Thursday, February 4, 2010

Around Town: Miss Hepburn and the flood reports

It was a dry Wednesday night in the foothills. I walked the boulevard, mulling over the events of the day.

Trotting at my side was Miss Audrey Hepburn, our black Labrador retriever, a rescue dog from the Pasadena Humane Society.

Like some latter-day form of PTSD, my brain kept returning to recent events. First, the evacuations. Then, the mayor of Los Angeles announced that we were possibly in danger of a “La Conchita” situation.

And then, like most La Cañadans, my entire morning had been spent fielding phone calls, text messages and e-mails from concerned friends and relatives all over the known universe. “Are you OK?” “Were you evacuated?” “Did a mudslide destroy your house?”

No. No. And No!

Turns out that “Good Morning America” had covered the looming mudslides in La Cañada, on the day the storms stopped. Better late than never, but my mind was still boggled by the geologic comparison of the granite-based alluvial fan with La Conchita.

As I walked, I mulled these things over.

Suddenly, a news van sped past, a perfectly coiffed reporter behind the wheel.

But wait. It wasn’t a reporter. It was the Anonymous Source, an attractive woman in her 40s, generally behind the wheel of a helicopter or a motorcycle.

And now, the Anonymous Source was joy-riding down Foothill Boulevard in a stolen, totally-equipped news van, complete with a satellite dish and sound system.

She opened her window.

I heard sirens in the distance as she passed.

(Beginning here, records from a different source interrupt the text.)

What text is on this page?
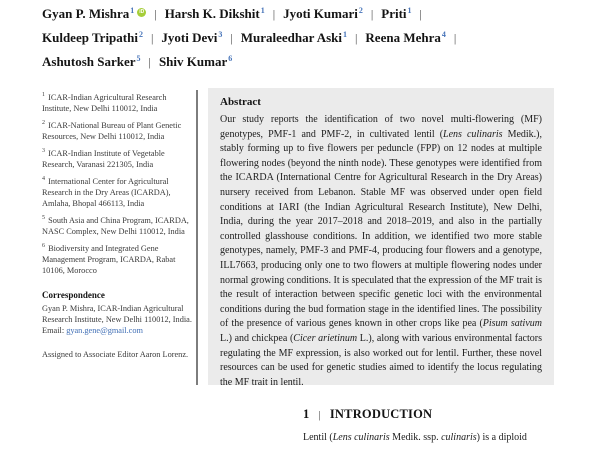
Gyan P. Mishra$^1$ iD | Harsh K. Dikshit$^1$ | Jyoti Kumari$^2$ | Priti$^1$ |
Kuldeep Tripathi$^2$ | Jyoti Devi$^3$ | Muraleedhar Aski$^1$ | Reena Mehra$^4$ |
Ashutosh Sarker$^5$ | Shiv Kumar$^6$
$^1$ ICAR-Indian Agricultural Research Institute, New Delhi 110012, India
$^2$ ICAR-National Bureau of Plant Genetic Resources, New Delhi 110012, India
$^3$ ICAR-Indian Institute of Vegetable Research, Varanasi 221305, India
$^4$ International Center for Agricultural Research in the Dry Areas (ICARDA), Amlaha, Bhopal 466113, India
$^5$ South Asia and China Program, ICARDA, NASC Complex, New Delhi 110012, India
$^6$ Biodiversity and Integrated Gene Management Program, ICARDA, Rabat 10106, Morocco
Correspondence
Gyan P. Mishra, ICAR-Indian Agricultural Research Institute, New Delhi 110012, India.
Email: gyan.gene@gmail.com
Assigned to Associate Editor Aaron Lorenz.
Abstract
Our study reports the identification of two novel multi-flowering (MF) genotypes, PMF-1 and PMF-2, in cultivated lentil (Lens culinaris Medik.), stably forming up to five flowers per peduncle (FPP) on 12 nodes at multiple flowering nodes (beyond the ninth node). These genotypes were identified from the ICARDA (International Centre for Agricultural Research in the Dry Areas) nursery received from Lebanon. Stable MF was observed under open field conditions at IARI (the Indian Agricultural Research Institute), New Delhi, India, during the year 2017–2018 and 2018–2019, and also in the partially controlled glasshouse conditions. In addition, we identified two more stable genotypes, namely, PMF-3 and PMF-4, producing four flowers and a genotype, ILL7663, producing only one to two flowers at multiple flowering nodes under normal growing conditions. It is speculated that the expression of the MF trait is the result of interaction between specific genetic loci with the environmental conditions during the bud formation stage in the identified lines. The possibility of the presence of various genes known in other crops like pea (Pisum sativum L.) and chickpea (Cicer arietinum L.), along with various environmental factors regulating the MF expression, is also worked out for lentil. Further, these novel resources can be used for genetic studies aimed to identify the locus regulating the MF trait in lentil.
1 | INTRODUCTION
Lentil (Lens culinaris Medik. ssp. culinaris) is a diploid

Suddenly, news clippings began to fly out of the van. There were hundreds of them, yellowed with age.

Like this OpEd from J.R. McCarthy in the La Crescenta Post, dated March 4, 1934:

“The people who followed ‘our’ disaster were calamity chasers. Probably not one of the had admired a sunrise, for instance, in five years. They watch the doomed. They gloat over the destroyed, these buzzards who have no feathers. They would walk ten miles to see a flogging ”

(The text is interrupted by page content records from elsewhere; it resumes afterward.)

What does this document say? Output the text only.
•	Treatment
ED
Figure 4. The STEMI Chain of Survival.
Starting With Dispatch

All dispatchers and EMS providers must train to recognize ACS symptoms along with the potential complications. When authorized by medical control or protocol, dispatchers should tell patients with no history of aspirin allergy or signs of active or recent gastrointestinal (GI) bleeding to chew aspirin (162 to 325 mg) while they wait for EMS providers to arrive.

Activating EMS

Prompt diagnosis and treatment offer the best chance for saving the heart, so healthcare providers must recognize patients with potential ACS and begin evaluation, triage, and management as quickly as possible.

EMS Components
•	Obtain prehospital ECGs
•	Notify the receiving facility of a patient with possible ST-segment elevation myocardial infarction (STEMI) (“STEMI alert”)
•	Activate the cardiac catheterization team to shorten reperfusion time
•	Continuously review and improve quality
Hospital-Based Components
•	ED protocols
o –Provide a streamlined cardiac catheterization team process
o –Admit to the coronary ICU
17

And this report of throngs of souvenir hunters after the great Montrose Flood, by Mary Darrow for The Los Angeles Times, dated Jan. 23, 1934:

“Stealing, oh my, yes, property owners have to literally sit on their possessions. Washings on the clothes lines are not safe, according to reports of irate housewives ”

At least we don’t have to put up with thieves, I said to Miss Hepburn.

The news van disappeared around the corner. Three patrol cars and a helicopter missed the turn.

The rain was over. At long last, life in the foothills had returned to normal.